Housing affordability: Recent improvement will not carry into H2 2023
From National Bank of Canada
The second quarter of 2023 saw housing affordability in Canada post a third consecutive improvement. While not as substantial as the previous two betterments, it still marked an advancement for 9 of the 10 markets covered. Taken together, the last three quarters represent a 7.1 percentage point decline for the mortgage payment as a percentage of income (MPPI). While that was a positive development, it pales in light of the 24.6pp worsening in affordability in the two previous years and only brings affordability back to levels last seen a year ago. The MPPI now stands at 59.3%, still way off the average since 2000 of 42.5%. The improvement mostly stemmed from a decrease in home prices. The latter declined 1.2% in the quarter which brings the cumulative decline over the last year to 8.1%. This pullback is the largest observed in a generation but could have bottomed out according to house price index data. The Teranet-National Bank Composite HPI rose 2.2% seasonally adjusted in June, and momentum is expected to continue into the third quarter on the back of strong demographics and a lack of supply in the resale market. Compounding that headwind, after providing marginal respite in Q2 (-3 basis points), mortgage interest rates in July have crept up on the back of further tightening by the Bank of Canada and should be detrimental to affordability in the next report. Moreover, the flip side of restrictive monetary policy is a weakening economic outlook. In such a high interest rate environment, we cannot count on significant wage gains to improve affordability, as we expect the labour market to cool in the second half of the year.

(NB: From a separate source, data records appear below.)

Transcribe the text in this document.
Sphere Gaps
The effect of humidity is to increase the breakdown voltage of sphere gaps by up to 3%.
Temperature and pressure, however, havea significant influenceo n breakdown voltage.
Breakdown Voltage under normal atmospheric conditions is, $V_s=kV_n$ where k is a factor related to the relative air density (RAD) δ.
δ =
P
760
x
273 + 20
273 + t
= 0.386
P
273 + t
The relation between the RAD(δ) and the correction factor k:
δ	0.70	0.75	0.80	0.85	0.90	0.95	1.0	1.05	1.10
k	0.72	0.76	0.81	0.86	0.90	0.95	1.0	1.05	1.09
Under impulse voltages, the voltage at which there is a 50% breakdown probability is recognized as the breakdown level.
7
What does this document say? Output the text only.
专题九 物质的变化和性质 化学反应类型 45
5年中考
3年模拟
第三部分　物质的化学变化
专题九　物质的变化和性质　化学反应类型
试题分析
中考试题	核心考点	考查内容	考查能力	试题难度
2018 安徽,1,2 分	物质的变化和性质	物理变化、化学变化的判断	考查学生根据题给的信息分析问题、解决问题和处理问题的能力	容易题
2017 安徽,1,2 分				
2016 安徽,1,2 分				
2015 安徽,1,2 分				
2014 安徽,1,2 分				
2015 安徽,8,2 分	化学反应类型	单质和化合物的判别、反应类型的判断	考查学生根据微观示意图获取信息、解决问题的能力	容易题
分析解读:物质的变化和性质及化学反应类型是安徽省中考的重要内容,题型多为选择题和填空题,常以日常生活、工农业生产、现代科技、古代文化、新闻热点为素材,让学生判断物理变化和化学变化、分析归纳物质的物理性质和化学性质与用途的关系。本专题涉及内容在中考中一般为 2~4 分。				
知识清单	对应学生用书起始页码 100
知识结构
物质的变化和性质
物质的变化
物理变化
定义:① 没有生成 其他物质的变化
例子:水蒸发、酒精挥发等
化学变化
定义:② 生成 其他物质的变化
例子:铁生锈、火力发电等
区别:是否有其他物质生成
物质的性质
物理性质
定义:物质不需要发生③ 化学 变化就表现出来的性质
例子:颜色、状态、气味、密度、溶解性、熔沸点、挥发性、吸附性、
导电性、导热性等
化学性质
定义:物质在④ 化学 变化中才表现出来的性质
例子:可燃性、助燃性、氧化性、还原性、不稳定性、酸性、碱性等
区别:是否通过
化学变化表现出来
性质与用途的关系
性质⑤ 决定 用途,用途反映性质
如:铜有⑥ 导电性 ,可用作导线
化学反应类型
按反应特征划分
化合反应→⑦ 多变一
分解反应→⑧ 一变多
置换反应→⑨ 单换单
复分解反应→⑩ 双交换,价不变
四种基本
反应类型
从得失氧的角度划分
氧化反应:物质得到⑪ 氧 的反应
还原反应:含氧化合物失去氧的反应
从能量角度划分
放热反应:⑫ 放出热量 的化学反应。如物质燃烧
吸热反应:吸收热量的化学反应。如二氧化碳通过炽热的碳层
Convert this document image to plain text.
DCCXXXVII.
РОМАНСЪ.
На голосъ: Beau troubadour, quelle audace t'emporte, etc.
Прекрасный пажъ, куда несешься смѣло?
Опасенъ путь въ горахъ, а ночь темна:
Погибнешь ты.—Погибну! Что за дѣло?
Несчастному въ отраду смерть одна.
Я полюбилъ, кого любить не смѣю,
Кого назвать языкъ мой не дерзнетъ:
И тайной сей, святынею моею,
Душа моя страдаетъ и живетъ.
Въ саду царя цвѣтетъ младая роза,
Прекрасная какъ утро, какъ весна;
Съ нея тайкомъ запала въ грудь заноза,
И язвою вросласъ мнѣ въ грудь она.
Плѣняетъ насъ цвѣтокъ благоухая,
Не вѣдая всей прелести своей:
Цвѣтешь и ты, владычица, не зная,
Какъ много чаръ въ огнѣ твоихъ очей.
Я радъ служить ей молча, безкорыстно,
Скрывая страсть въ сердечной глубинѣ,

- Canadian housing affordability posted a third consecutive improvement in Q2'23. The mortgage payment on a representative home as a percentage of income (MPPI) declined 1.6 points, a further pullback following the 3.2-point decrease in Q1'23. Seasonally adjusted home prices decreased 1.2% in Q2'23 from Q1'22; the benchmark mortgage rate (5-year term) edged down 3 bps, while median household income rose 1.2%.
- Affordability improved in 9 of the ten markets covered in Q2. On a sliding scale of markets from best improvement to deterioration: Toronto, Hamilton, Ottawa-Gatineau, Victoria, Vancouver, Winnipeg, Edmonton, Calgary, Montreal, and Quebec. Countrywide, affordability improved 1.2 pp in the condo portion vs. a 1.8 pp improvement in the non-condo segment.